I've written before a couple posts about my hubby and me, tidbits of our marriage, and you can find a few here and a recent one here.
The following are a few of the beautiful things I have found out about marriage in my eight + years of being married to Joe:
*It doesn't matter what kind of example was set for us, we don't have to follow suit, especially if the experience and examples we have to go by are wrong. Hubby came from a broken background. His parents divorced when he was very young, his dad remarried twice after that. He had no clue what a happy, functional, real relationship looked like. I can remember the first two + years of our life being overshadowed by this gloom of anticipation as to whether or not it really would work. His usual first response, even over something trivial, was 'maybe we shouldn't be together.' I also did not have the best example as to how married couples should treat each other, though my parents are still married and by the grace of God I was aware that they loved each other and me. After some time of really focusing our attention on the baggage we each brought to our own marriage, Joe and I realized that we had to break the cycles we each experienced and work diligently to take out anything that would tear our marriage down. Truly putting God in the center was the #1 thing we had to do, and then we went from there. It was only in the last three-four years that we have really seen major changes. Things aren't always perfect, and it's often tempting to start looking for that back door, but we both can trust that there really isn't one.
*Our relationship comes first, above anything else except God. It's so easy to succumb to the duties and craziness of having a large family, and allow that to interfere with the closeness of our relationship. This is especially difficult for me, as the main caretaker and organizer of our home life. We have had to work very hard to make our children understand that Mommy and Daddy's relationship needs to be respected, and that we need time to talk and spend with each other, without a million interruptions. Not only that but that we are united and that the effects of their negative behavior are not allowed to come between us. This idea also extends out to our other family members. We have had to really draw closer to each other, making very difficult decisions, and not always doing things we would like to do with or for them because it would put a strain on us and our marriage in various ways.
*People do change and Love really does bear all things.

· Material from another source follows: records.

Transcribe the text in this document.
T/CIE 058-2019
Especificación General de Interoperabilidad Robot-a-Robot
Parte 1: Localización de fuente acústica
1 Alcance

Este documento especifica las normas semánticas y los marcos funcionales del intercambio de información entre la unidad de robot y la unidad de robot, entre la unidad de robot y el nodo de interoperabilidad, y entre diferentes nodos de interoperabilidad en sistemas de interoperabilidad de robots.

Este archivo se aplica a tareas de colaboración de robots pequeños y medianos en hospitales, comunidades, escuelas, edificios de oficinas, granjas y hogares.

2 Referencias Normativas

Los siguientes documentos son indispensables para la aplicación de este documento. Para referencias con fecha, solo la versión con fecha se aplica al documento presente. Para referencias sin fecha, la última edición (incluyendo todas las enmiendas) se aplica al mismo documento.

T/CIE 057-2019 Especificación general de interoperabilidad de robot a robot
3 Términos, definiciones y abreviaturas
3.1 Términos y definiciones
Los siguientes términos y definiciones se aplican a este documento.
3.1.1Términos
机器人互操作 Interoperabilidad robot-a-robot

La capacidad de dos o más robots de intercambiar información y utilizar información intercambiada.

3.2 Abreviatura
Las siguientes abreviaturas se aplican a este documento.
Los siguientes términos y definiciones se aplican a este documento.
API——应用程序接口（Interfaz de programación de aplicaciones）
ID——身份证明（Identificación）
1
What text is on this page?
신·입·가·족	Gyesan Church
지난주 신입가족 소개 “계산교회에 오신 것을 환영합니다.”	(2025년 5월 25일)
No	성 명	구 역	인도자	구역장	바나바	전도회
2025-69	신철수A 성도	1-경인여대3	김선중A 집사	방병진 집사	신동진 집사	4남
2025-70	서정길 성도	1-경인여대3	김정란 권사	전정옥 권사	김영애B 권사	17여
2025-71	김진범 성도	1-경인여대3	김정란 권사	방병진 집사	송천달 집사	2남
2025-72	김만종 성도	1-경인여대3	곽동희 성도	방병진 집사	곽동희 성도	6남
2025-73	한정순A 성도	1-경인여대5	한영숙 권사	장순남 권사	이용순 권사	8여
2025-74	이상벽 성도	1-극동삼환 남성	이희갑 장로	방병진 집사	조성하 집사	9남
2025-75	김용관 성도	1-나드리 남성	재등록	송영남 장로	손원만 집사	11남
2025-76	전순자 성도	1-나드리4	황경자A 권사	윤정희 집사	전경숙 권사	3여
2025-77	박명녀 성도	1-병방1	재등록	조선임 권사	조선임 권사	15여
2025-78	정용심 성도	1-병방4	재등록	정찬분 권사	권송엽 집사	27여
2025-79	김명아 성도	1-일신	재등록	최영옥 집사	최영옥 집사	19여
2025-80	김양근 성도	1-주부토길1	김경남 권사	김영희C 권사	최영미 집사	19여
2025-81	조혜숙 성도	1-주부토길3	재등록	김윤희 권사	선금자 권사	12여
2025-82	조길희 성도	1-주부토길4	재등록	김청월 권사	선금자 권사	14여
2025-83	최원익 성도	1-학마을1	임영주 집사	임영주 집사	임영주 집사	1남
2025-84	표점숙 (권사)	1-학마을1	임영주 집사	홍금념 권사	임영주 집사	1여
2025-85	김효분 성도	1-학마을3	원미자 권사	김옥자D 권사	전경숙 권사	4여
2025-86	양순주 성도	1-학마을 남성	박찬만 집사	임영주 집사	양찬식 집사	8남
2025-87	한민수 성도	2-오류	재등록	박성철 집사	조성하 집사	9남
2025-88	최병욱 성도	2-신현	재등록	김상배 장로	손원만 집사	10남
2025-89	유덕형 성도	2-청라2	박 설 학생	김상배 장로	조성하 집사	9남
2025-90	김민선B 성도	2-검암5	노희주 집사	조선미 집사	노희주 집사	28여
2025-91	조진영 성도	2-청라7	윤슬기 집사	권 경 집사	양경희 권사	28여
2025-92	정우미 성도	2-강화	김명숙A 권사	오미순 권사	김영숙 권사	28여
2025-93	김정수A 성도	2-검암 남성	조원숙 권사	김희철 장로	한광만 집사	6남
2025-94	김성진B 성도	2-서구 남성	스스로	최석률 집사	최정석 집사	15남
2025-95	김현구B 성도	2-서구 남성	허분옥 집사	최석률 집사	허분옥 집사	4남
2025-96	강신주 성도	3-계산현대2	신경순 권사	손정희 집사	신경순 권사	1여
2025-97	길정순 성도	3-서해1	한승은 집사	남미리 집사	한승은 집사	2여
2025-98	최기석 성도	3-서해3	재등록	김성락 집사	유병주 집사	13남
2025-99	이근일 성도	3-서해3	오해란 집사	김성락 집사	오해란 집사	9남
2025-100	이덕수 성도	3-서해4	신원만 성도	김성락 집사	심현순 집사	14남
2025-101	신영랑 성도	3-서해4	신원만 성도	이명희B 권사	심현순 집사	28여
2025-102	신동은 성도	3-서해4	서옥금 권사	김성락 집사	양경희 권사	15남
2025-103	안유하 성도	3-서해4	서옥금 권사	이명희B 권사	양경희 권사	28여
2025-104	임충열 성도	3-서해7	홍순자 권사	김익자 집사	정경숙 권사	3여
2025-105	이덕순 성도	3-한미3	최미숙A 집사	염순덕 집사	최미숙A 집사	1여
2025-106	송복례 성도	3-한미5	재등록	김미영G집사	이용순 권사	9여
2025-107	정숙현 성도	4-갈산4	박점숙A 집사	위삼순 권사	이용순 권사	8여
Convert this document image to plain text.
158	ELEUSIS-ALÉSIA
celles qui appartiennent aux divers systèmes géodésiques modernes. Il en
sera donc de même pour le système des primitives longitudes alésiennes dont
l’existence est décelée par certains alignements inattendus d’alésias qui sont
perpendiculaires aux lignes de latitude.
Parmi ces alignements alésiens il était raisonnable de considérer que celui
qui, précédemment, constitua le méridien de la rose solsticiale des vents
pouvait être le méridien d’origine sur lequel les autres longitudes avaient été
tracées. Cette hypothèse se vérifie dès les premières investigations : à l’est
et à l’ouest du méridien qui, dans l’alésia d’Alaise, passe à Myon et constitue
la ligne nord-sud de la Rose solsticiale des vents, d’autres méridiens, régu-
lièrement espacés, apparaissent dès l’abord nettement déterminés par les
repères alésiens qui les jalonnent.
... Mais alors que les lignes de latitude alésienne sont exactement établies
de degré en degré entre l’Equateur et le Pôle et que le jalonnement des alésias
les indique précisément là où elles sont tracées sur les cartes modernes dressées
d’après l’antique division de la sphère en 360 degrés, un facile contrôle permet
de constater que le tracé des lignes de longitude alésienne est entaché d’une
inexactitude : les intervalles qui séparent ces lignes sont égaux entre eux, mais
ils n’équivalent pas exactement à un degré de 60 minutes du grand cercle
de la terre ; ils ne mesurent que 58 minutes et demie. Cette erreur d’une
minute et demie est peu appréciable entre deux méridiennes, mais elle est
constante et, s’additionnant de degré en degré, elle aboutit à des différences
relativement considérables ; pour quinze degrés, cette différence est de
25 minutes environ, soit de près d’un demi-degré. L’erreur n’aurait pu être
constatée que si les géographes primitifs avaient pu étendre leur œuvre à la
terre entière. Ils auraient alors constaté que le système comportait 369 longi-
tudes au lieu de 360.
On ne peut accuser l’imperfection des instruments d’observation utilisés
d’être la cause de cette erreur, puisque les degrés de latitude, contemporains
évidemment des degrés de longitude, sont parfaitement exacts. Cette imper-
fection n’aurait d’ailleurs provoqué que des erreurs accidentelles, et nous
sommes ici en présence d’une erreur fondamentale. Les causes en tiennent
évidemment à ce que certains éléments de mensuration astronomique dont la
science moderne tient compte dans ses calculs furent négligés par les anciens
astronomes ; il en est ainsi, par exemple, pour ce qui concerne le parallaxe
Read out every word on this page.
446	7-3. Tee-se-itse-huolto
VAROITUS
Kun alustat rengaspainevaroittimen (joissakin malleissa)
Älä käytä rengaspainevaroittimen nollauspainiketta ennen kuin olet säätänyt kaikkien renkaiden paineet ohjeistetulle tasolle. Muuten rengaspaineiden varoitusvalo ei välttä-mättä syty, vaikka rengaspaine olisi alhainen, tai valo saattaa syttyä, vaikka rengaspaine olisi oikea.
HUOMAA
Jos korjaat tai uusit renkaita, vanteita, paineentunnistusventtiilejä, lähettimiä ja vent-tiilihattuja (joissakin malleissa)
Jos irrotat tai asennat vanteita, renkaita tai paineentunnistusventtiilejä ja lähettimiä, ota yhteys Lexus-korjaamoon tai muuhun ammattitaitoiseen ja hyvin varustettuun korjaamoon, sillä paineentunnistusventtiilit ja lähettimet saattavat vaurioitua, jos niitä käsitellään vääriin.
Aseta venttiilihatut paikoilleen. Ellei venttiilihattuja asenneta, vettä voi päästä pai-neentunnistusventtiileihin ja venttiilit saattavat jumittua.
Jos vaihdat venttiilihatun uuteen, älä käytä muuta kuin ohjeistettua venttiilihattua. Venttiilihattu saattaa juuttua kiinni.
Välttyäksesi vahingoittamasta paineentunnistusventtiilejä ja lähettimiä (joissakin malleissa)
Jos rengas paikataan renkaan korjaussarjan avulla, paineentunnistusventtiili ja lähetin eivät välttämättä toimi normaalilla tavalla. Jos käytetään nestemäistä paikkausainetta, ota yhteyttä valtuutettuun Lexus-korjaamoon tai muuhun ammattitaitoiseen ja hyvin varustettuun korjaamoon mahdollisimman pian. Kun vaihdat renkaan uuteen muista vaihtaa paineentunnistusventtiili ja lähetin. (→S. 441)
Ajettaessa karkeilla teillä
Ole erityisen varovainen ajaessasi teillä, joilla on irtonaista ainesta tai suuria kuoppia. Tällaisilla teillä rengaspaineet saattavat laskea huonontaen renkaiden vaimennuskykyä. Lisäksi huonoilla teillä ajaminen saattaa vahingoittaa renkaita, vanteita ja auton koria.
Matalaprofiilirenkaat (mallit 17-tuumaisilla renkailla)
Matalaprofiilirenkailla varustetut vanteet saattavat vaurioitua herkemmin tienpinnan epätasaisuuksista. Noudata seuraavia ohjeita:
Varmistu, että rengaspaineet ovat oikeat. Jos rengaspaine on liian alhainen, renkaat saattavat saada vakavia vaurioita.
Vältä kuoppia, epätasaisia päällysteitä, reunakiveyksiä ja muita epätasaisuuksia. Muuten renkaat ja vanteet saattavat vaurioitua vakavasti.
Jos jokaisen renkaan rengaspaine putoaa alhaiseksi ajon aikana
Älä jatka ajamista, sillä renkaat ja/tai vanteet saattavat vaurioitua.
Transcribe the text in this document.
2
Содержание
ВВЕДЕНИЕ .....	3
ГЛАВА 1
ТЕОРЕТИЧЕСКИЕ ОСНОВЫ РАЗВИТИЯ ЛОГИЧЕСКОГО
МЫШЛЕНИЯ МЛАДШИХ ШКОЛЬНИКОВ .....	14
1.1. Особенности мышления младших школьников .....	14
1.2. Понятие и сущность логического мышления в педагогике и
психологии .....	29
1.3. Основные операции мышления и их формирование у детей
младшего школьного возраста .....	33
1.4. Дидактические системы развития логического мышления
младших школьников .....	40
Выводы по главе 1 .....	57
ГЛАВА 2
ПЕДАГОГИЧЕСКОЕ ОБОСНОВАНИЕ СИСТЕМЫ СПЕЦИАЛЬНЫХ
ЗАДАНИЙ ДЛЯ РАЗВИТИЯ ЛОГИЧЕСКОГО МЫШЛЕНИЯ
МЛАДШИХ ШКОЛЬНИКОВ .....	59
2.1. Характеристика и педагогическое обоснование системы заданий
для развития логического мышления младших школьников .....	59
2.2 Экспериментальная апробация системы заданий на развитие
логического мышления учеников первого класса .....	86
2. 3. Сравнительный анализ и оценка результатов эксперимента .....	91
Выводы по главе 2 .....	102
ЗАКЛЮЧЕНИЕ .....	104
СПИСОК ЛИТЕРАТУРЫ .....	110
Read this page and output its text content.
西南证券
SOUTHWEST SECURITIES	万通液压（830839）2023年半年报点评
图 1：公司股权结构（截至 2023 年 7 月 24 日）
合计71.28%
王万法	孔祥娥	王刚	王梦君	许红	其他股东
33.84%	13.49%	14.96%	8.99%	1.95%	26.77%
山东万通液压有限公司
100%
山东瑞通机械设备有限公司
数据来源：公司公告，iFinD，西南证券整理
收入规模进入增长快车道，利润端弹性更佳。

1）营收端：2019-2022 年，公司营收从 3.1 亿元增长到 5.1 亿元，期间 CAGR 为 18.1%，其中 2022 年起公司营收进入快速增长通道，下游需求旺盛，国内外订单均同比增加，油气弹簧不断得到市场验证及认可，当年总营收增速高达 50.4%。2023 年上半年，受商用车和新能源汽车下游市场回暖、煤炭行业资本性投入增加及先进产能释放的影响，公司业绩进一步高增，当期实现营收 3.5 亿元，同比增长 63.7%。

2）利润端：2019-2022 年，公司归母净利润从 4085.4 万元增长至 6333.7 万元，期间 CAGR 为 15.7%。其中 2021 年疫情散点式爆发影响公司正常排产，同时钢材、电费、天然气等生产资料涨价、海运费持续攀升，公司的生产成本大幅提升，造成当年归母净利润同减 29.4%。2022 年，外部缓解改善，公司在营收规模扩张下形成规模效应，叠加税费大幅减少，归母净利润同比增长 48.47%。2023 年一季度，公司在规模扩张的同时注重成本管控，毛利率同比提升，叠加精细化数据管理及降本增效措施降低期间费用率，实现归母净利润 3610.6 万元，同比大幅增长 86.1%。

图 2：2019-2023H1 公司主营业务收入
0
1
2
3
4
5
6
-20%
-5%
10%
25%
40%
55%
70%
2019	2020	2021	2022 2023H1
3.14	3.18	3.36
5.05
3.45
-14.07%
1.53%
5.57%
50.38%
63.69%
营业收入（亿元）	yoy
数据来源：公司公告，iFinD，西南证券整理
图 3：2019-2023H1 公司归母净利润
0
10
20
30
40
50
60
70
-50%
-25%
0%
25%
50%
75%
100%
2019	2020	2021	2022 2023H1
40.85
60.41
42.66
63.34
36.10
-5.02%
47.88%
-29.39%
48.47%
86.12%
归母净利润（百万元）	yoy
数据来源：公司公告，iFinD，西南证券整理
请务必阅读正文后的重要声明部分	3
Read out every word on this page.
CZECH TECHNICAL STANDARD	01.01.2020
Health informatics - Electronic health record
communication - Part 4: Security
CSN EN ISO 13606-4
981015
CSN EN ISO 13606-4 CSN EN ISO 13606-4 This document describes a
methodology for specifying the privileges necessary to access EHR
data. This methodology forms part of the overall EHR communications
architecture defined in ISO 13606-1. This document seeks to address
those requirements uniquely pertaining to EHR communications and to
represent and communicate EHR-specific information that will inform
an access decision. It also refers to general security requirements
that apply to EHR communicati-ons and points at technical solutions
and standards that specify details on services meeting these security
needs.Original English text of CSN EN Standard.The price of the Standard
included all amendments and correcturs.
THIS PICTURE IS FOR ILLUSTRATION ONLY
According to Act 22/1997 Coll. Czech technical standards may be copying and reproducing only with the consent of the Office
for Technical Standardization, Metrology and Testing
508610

My husband and I have both changed in SO MANY needed ways. I would have to think really hard about the changes God has made in me, and probably wouldn't be able to truly articulate them, because I don't really see them in a tangible form I can describe. I often feel like I fail miserably constantly and that I'm still a scared 22 year old trying to figure out my life. But hubby says I have so you'd have to ask him and our family about my changes. I wrote a post about my husband last year for his birthday and the changes he's undergone in the time I've known him. I'm in total awe of how GOD has changed him. Joe has worked hard and God has blessed his efforts, creating the changes which he needed in becoming the man that God wanted him to be. We both have a long way to go, still, but we recognize our small victories, and thank God for getting us this far. We realize the truth stated in the verses in 1 Corinthians, that Love bears all things! Joe and I have been through SO MUCH - anger, depression, abuse, alcoholism, broken trust, broken extended relationships, loss of income, loss of babies, loss of friends, change of state, change of church, the births of our babies, new business, new home...And our Love, fused together with God's Love, has seen us through it all.
*Babies are a blessing to marriage. As much as people have told us that babies are burdens and we should stop having them, the Truth says otherwise. As Christians, we are called to be open to life. As difficult as it is, as much of a sacrifice welcoming new life can often be, it is our calling. Closing ourselves off to these gifts from God for the rest of our marriage would only start us down a very dark path. The only reasons we would have for being closed to new life are selfish ones. The children God has blessed us with have changed our lives for the better and I can't imagine the self-absorbed people we would have turned out to be if we had decided after our first two that we were "done."
*Marriage is a sacrament. It has the power to bond two people together from the moment they express their vows on their wedding day, literally until death do them part. It is one of God's blessings for a man and a woman, and should not be entered into lightly. There are so many things I wish I knew about God's purpose and design for marriage before we ever got married, but I'm glad God is showing them to me along the way. If we don't treat it as the sacred union that it is, partaking in the grace-filled blessings such a sacrament bestows, we are doomed to failure. It is up to us if our marriage lasts.